A federal judge in New York has officially dismissed price-fixing claims against Amazon and the Big Five publishers following a magistrate judge's finding that the cases lacked sufficient evidence to continue. But in dismissing the suits without prejudice, Judge Gregory Woods left open the slim chance that one or both of the potential class action complaints could be amended and re-filed.
The first case was filed in the Southern District of New York on January 14, 2021 by Seattle-based firm Hagens Berman (the first firm to sue Apple and five major publishers for colluding to fix e-book prices in 2011). It alleged that the Big Five publishers—Hachette, HarperCollins, Macmillan, Simon & Schuster, and Penguin Random House—were co-conspirators in a hub-and-spoke scheme with Amazon to suppress retail price competition and to keep e-book prices artificially high —specifically through the use of Most Favored Nations clauses (MFN).
A second suit was filed in March, 2021 (and later amended in July) on behalf of Evanston, Ill.-based Indie bookseller Bookends & Beginnings (on behalf of a potential class of booksellers).

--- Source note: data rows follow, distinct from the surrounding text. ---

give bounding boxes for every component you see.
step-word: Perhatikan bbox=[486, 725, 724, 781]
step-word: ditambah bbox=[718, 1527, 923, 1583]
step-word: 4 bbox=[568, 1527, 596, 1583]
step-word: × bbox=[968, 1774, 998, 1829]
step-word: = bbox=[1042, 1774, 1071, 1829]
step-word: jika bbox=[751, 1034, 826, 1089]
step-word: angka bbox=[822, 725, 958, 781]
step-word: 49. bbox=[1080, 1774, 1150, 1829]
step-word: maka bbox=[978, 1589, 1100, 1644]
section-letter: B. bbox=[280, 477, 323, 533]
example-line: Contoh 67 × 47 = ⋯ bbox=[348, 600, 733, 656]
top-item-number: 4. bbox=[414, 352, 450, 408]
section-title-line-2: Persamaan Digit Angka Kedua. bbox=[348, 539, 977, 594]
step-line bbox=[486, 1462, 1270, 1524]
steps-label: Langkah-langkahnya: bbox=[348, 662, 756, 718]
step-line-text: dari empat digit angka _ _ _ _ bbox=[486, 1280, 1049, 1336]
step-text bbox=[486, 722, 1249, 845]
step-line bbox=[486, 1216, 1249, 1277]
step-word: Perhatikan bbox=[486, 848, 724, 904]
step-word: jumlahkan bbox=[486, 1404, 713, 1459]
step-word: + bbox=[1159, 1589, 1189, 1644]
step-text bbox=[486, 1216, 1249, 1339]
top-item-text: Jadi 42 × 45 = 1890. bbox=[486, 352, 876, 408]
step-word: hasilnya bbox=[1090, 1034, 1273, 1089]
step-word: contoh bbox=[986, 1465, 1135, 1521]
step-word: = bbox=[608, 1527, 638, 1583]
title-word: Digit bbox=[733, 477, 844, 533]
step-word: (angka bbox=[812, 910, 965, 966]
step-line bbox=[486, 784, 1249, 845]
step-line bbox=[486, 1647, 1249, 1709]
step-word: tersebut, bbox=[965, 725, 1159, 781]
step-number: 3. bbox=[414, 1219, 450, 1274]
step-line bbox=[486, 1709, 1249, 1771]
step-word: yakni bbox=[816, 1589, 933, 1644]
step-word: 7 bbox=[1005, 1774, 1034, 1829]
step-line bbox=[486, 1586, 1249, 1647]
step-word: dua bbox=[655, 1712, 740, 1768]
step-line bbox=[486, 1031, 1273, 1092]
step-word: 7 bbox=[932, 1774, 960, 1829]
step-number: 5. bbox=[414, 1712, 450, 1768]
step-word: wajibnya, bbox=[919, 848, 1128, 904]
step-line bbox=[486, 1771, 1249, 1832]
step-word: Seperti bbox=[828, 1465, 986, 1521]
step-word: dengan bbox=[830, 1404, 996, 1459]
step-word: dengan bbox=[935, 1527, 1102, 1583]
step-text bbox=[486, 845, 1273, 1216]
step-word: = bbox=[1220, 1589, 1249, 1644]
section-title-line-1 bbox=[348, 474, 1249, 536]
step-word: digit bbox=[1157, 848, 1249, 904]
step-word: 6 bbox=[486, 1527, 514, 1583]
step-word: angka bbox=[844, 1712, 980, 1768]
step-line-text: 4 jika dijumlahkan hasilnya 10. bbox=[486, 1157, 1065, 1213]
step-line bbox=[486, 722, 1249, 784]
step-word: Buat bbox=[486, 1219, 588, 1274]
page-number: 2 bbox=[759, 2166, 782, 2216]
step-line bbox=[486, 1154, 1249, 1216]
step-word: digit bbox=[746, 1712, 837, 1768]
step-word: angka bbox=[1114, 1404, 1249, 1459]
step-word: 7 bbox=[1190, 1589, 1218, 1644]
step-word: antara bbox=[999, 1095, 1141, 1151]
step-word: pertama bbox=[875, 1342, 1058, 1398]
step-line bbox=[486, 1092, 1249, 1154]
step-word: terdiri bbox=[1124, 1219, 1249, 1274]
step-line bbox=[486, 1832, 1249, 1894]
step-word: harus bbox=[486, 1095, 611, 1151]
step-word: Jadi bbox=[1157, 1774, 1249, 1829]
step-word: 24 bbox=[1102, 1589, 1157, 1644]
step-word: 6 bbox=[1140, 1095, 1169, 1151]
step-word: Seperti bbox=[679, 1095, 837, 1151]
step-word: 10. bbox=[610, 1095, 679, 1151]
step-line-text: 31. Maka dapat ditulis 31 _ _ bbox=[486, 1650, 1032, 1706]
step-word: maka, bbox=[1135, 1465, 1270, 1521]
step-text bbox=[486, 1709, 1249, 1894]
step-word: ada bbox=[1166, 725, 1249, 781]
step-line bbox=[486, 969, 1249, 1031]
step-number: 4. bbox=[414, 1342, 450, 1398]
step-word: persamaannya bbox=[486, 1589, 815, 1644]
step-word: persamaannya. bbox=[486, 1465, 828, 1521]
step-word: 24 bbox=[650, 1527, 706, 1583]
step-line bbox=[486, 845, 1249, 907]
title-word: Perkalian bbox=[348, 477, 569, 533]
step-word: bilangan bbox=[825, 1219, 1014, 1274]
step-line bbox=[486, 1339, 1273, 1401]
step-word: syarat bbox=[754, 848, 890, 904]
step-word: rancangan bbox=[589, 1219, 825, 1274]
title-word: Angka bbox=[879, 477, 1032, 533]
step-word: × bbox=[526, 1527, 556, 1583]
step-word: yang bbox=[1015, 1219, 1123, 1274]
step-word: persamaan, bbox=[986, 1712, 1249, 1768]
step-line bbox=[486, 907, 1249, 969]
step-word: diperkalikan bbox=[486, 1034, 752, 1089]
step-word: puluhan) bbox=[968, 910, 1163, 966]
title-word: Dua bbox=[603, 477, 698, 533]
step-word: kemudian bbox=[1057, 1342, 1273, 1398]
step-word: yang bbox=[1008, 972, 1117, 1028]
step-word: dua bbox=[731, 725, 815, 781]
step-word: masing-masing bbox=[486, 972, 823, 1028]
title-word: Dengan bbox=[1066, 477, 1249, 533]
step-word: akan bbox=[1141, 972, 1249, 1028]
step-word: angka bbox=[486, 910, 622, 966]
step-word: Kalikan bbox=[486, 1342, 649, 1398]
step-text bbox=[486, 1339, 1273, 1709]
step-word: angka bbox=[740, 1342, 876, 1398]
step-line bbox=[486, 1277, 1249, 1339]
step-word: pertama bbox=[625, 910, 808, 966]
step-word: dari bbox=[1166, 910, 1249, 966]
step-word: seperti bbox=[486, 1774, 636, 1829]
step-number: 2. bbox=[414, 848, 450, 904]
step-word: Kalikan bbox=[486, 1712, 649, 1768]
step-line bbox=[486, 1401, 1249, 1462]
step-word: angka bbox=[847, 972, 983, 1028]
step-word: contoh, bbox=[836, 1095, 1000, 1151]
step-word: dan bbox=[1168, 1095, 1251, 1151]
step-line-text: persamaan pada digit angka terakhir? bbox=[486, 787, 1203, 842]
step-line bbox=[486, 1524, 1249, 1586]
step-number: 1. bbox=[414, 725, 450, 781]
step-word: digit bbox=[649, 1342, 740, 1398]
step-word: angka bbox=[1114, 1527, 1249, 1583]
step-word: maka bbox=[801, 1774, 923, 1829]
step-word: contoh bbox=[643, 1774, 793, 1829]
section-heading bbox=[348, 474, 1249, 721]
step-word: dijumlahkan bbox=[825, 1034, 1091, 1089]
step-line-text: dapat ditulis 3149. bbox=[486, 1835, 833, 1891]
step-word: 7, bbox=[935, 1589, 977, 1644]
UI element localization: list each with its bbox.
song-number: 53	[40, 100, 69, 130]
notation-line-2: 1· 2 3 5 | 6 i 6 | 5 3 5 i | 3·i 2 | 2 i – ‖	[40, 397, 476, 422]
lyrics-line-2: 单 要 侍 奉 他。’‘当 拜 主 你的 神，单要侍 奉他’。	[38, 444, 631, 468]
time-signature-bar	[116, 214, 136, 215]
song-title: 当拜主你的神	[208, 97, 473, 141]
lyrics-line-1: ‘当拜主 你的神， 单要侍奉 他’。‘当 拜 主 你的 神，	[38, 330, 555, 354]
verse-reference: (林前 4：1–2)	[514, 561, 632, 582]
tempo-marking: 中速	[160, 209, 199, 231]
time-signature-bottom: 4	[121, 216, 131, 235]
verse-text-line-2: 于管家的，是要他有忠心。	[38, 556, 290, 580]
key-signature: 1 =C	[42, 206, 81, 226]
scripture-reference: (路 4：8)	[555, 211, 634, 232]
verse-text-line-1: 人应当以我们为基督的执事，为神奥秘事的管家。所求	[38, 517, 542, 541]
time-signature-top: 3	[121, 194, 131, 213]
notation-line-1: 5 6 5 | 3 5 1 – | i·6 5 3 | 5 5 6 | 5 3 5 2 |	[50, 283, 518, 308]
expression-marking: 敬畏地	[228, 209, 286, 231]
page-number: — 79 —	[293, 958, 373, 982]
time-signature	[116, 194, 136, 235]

That suit accused Amazon and the Big Five publishers of a conspiracy to restrain price competition in the retail and online print trade book markets.
In a marathon hearing in New York on July 27, Magistrate judge Valerie Figueredo heard motions to dismiss in both cases. On August 3, less than a week after the hearing, Figueredo issued a report recommending that Woods, the presiding judge in the case, dismiss the e-books suit. And in a separate report on August 15, Figueredo recommended that Woods toss the bookseller case as well.
In two brief September 29 orders, Woods accepted Figeuredo's "well-reasoned" and thorough reports, dismissing the cases without prejudice, and giving the plaintiffs 30 days to file amended complaints.
The dismissals were largely expected. In filings and at the July 27 hearing, lawyers for Amazon and the publishers insisted the suits were nothing more than an ill-fated fishing expedition in the wake of the publishers' 2012 price-fixing conspiracy with Apple.
"I would submit to your honor that it is absolutely irrational for the publishers to enter into a conspiracy to make Amazon a monopolist in the retail market," Amazon lawyer John Schmidtlein told the court at the hearing, with Scott Lent, arguing for the publishers, noting that there was simply no evidence beyond similar contracts to suggest the publishers had colluded with Amazon and no “coherent theory” behind the case.
In her thoroughly reasoned 54-page reports, magistrate judge Valerie Figueredo agreed.
“The mere fact that the Publishers entered into those agreements with Amazon is not direct evidence of a conspiracy to fix eBook prices and eliminate retail competition,” Figueredo concluded in her August 3 report. “Because the Publishers compete in a concentrated market with a single dominant retailer, each Publisher could have rationally expected that the other Publishers would have reached the same conclusion about the need to secure an agreement with Amazon."
For industry observers, the filing of the cases in early 2021 came with a feeling of déjà vu—the second publisher price-fixing suit in a decade. But the initial complaint was noticeably thin, observers pointed out, and was based largely on claims made in an October 2020 congressional subcommittee report on competition in the digital market which, among other things, detailed some of Amazon’s hardball practices in the e-book market.
But as lawyers for Amazon and the publishers have maintained from the outset, the claims made little sense: After scheming with Apple to blunt Amazon's market power, why would the publishers then collude to essentially hand monopoly power to Amazon? And the most significant challenge facing the plaintiffs, legal experts told PW at the time, was to show some kind of evidence of a joint agreement between Amazon and the publishers beyond the presence of parallel terms in their agreements. In the end, no such evidence ever materialized.